For a woman who prided herself on sticking to her guns, even when facing a roomful of sheriff's deputies who opposed her, Ventura County Supervisor Judy Mikels was anything but tough on Tuesday.
Her voice broke several times, and she repeatedly dabbed her eyes, as she explained her sorrow at leaving a job she had loved for 12 years.
"It's been a real E-ticket ride," she said of her three terms in office, "and I've enjoyed every bit of it."
Mikels, 60, is not leaving her 4th District supervisor's post by choice. She was ejected by voters in the June primary, placing last among three candidates.
Peter Foy, 50, an insurance broker and political novice, went on to beat out political consultant Jim Dantona in the November general election.
Foy was backed by the county's law enforcement establishment, including the powerful sheriff's deputies union.
Mikels had been considered a strong ally of public safety groups when she took office in 1994 on a platform of increased law enforcement funding. But the deputies union targeted her for defeat several years ago, after she voted against higher pensions for deputies.
In one memorable standoff in 2001, Mikels stood her ground even as the union filled the Board of Supervisors' hearing room with deputies in uniform. The union's president, Glen Kitzmann, lambasted Mikels as unsupportive of public safety and warned that she would be held accountable at her next election.
In characteristic fashion, Mikels stared down Kitzmann and announced that "my integrity and my record says I can't be bought."
She managed to hang on to her seat by a slim margin four years ago when she faced a single challenger. But the split primary vote this year worked against her, along with charges that she was too caustic and out of touch with her constituents in Moorpark and Simi Valley.
On Tuesday, Mikels focused on the people she will miss as she heads back into private life in Simi Valley. She said she and her husband, Mike, who is retired from the Air Force, may spend part of their year in Arizona or Idaho.
"As we say in the Air Force, it's not goodbye, but I'll see you down the road," Mikels said, fighting tears.

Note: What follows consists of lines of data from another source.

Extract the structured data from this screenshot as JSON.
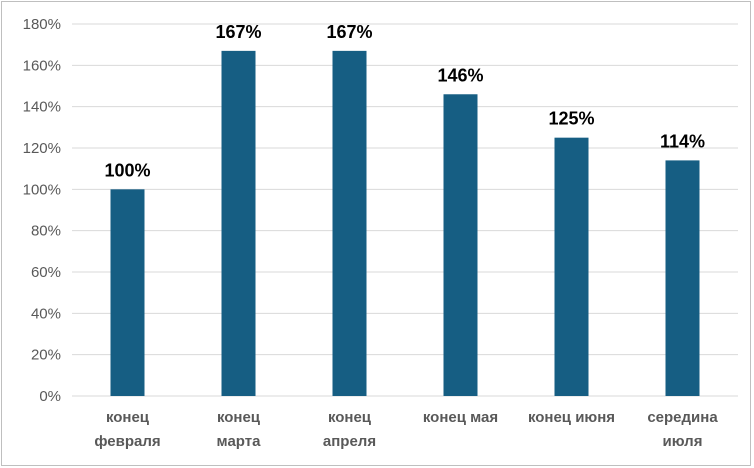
{
  "chart_data": {
    "type": "bar",
    "categories": [
      [
        "конец",
        "февраля"
      ],
      [
        "конец",
        "марта"
      ],
      [
        "конец",
        "апреля"
      ],
      [
        "конец мая"
      ],
      [
        "конец июня"
      ],
      [
        "середина",
        "июля"
      ]
    ],
    "values": [
      100,
      167,
      167,
      146,
      125,
      114
    ],
    "data_labels": [
      "100%",
      "167%",
      "167%",
      "146%",
      "125%",
      "114%"
    ],
    "ylim": [
      0,
      180
    ],
    "y_ticks": [
      "0%",
      "20%",
      "40%",
      "60%",
      "80%",
      "100%",
      "120%",
      "140%",
      "160%",
      "180%"
    ],
    "y_tick_values": [
      0,
      20,
      40,
      60,
      80,
      100,
      120,
      140,
      160,
      180
    ],
    "title": "",
    "xlabel": "",
    "ylabel": "",
    "grid": true,
    "legend": "none",
    "colors": {
      "bar": "#165e83",
      "grid": "#d9d9d9",
      "axis": "#d9d9d9"
    }
  }
}
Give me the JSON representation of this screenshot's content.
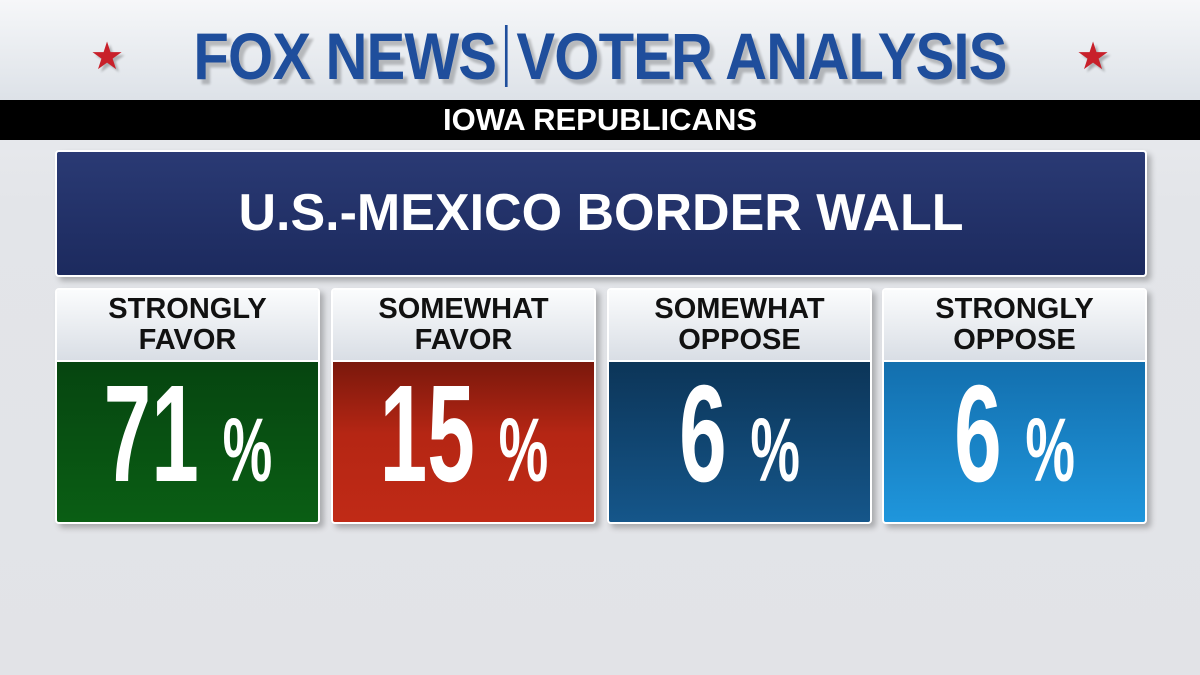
{
  "header": {
    "brand": "FOX NEWS",
    "product": "VOTER ANALYSIS"
  },
  "subtitle": "IOWA REPUBLICANS",
  "title": "U.S.-MEXICO BORDER WALL",
  "colors": {
    "strongly_favor": "#0a5a12",
    "somewhat_favor": "#b52614",
    "somewhat_oppose": "#134d7e",
    "strongly_oppose": "#1c8fd6"
  },
  "chart_data": {
    "type": "table",
    "title": "U.S.-MEXICO BORDER WALL",
    "subtitle": "IOWA REPUBLICANS",
    "categories": [
      "STRONGLY FAVOR",
      "SOMEWHAT FAVOR",
      "SOMEWHAT OPPOSE",
      "STRONGLY OPPOSE"
    ],
    "values": [
      71,
      15,
      6,
      6
    ],
    "cards": [
      {
        "l1": "STRONGLY",
        "l2": "FAVOR",
        "value": "71",
        "unit": "%"
      },
      {
        "l1": "SOMEWHAT",
        "l2": "FAVOR",
        "value": "15",
        "unit": "%"
      },
      {
        "l1": "SOMEWHAT",
        "l2": "OPPOSE",
        "value": "6",
        "unit": "%"
      },
      {
        "l1": "STRONGLY",
        "l2": "OPPOSE",
        "value": "6",
        "unit": "%"
      }
    ]
  }
}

Simi Valley Mayor Paul Miller presented Mikels with a proclamation from the city, and board colleagues gave her a gift certificate for a spa day in Ojai.
Several speakers praised her as a public official who stayed true to her principles and stated them candidly.
As if to prove them right, she offered a parting comment: "Those that are going to miss me, I'll miss you too. And those that don't, to heck with you."